Different yeast species share typical characteristics and can be distinguished by specific properties developed due to their evolution in differing ecological niches or geographical locations. We have found and described the new yeast species Metschnikowia cubensis, considered to be endemic to Cuba. The occurrence of this yeast in association with a specific insect species was indicated, which provides additional weight to the hypothesis that a group of yeasts in the genus Metschnikowia live in close association with specific insects.
The current, partly artificial yeast classification system is the result of problems to apply the biological species concept, based on interbreeding populations, to yeasts. Classical attributes such as morphological and physiological characters were used to group organisms based on observable traits that may have developed several times in parallel. The artificial system is gradually transformed towards a natural system based on parental patterns of ancestry and descent, called the phylogenetic species recognition. Parental pattern may be detected and visualised by analyses of the inherited genetic information of present-day organisms. The results of the current project permitted the re-classification of the yeast Debaryomyces hansenii. The species comprised the two varieties D. hansenii var. hansenii and D. hansenii var. fabryi, which were difficult to identify because of overlapping characteristics. Genome comparisons resulted in the circumscription of three different species, named D. hansenii, D. fabryi and D. subglobosus. The accompanying analyses of simple observable attributes such as growth temperatures, now allow a more exact and simplified species identification.

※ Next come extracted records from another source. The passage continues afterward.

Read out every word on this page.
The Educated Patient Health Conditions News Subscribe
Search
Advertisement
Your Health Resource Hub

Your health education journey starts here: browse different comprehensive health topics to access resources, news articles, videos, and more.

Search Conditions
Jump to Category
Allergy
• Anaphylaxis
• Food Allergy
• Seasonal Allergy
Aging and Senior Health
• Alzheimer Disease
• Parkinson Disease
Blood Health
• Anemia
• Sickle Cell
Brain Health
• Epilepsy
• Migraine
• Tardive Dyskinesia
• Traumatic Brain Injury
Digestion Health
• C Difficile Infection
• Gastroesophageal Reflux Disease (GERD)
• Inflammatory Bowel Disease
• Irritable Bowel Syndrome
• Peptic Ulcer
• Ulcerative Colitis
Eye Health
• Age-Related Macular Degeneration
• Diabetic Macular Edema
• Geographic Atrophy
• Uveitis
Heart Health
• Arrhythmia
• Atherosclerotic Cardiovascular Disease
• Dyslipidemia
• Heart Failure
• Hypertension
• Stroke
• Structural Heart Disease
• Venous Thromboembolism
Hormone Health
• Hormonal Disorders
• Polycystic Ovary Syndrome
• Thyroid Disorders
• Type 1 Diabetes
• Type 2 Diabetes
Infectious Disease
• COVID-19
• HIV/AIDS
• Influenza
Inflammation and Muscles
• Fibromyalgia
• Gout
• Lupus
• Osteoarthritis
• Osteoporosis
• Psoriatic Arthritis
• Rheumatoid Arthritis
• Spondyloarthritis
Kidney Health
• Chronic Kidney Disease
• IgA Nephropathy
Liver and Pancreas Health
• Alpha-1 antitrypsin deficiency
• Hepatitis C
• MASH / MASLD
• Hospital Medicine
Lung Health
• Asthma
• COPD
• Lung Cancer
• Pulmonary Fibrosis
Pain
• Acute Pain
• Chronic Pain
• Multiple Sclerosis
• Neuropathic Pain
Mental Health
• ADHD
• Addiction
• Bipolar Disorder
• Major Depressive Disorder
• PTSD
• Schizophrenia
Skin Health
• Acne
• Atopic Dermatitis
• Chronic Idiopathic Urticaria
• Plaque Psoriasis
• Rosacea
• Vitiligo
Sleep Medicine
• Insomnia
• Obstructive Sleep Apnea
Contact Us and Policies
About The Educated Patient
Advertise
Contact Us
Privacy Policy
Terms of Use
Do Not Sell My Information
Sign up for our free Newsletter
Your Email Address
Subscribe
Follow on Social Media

Knowing the parental pattern, or phylogenies, results in a better understanding of the limits of different yeast species. A broad analyse of many traits of larger numbers of organisms sharing the same parental pattern (populations) can detect traits that truly discriminate the populations and that can be used for the rapid and accurate species identification, important to control industrial production, clinical environments and assess bio-diversity. The accumulation of large strain numbers, representing different populations, has furthest progressed for the bakery and brewery yeast Saccharomyces cerevisiae during this study. The detection of populations has been realised by molecular methods in form of DNA-based fingerprint profiles and DNA sequence data; by classical methods in form of growth tests on different substrates and by a method only recently applied to microorganisms, Nuclear Magnetic Resonance (NMR) spectroscopy. The latter producing a complex overview of small molecules (metabolites) produced by the cells, data that require further analyses for their use in chemotaxonomy. Molecular analyses enabled the differentiation of brewing strains of S. cerevisiae. A correlation of molecular results and growth responses indicated the presence of subgroups within the species S. cerevisiae, which are currently under further investigation.
The major outcomes of the project are the 1) collection and identification of large numbers of yeasts, 2) detection of population-level variation to visualise natural groups, 3) comparison of their attributes, 4) establishment of predictive classifications.